Os empregados da Varig são o seu maior credor coletivo, representado por créditos de R$ 2,2 bilhões que a empresa simplesmente deixou de depositar no fundo de pensão dos seus mais de 15 mil colaboradores. O interesse coletivo desses aeronautas e aeroviários é agora comprar a empresa com esses créditos e operar sua reestruturação com a participação de novos investidores, inclusive de pequenos aplicadores pulverizados no mercado de capitais. É, ou seria, a verdadeira democratização do capital, realizada, na prática, como solução de mercado em benefício do interesse de consumidores (mais concorrência) e contribuintes (nenhum subsídio público), enfim, em prol de uma filosofia de inclusão econômica já despertada na sociedade brasileira.

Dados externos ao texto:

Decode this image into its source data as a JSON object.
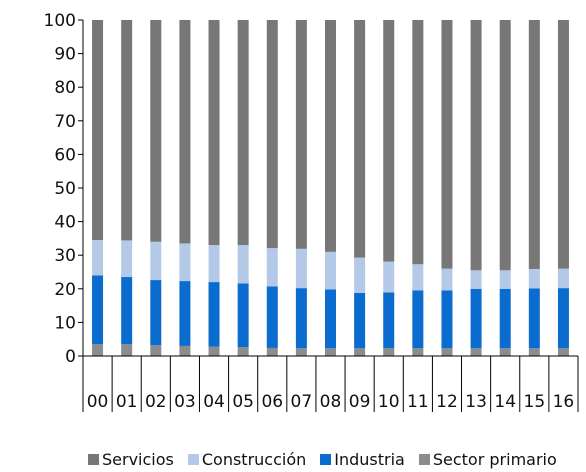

O grande desafio do PT continua sendo não permitir que seu distributivismo utópico o impeça de enxergar as oportunidades práticas de transformar a realidade social, democratizando o capital empresarial com as ferramentas do próprio mercado.


Paulo Rabello de Castro, 56, doutor em economia pela Universidade de Chicago (EUA), é vice-presidente do Instituto Atlântico e chairman da SR Rating, classificadora de riscos. Preside também o conselho da consultoria GRC Visão. Escreve às quartas-feiras, a cada 15 dias, nesta coluna.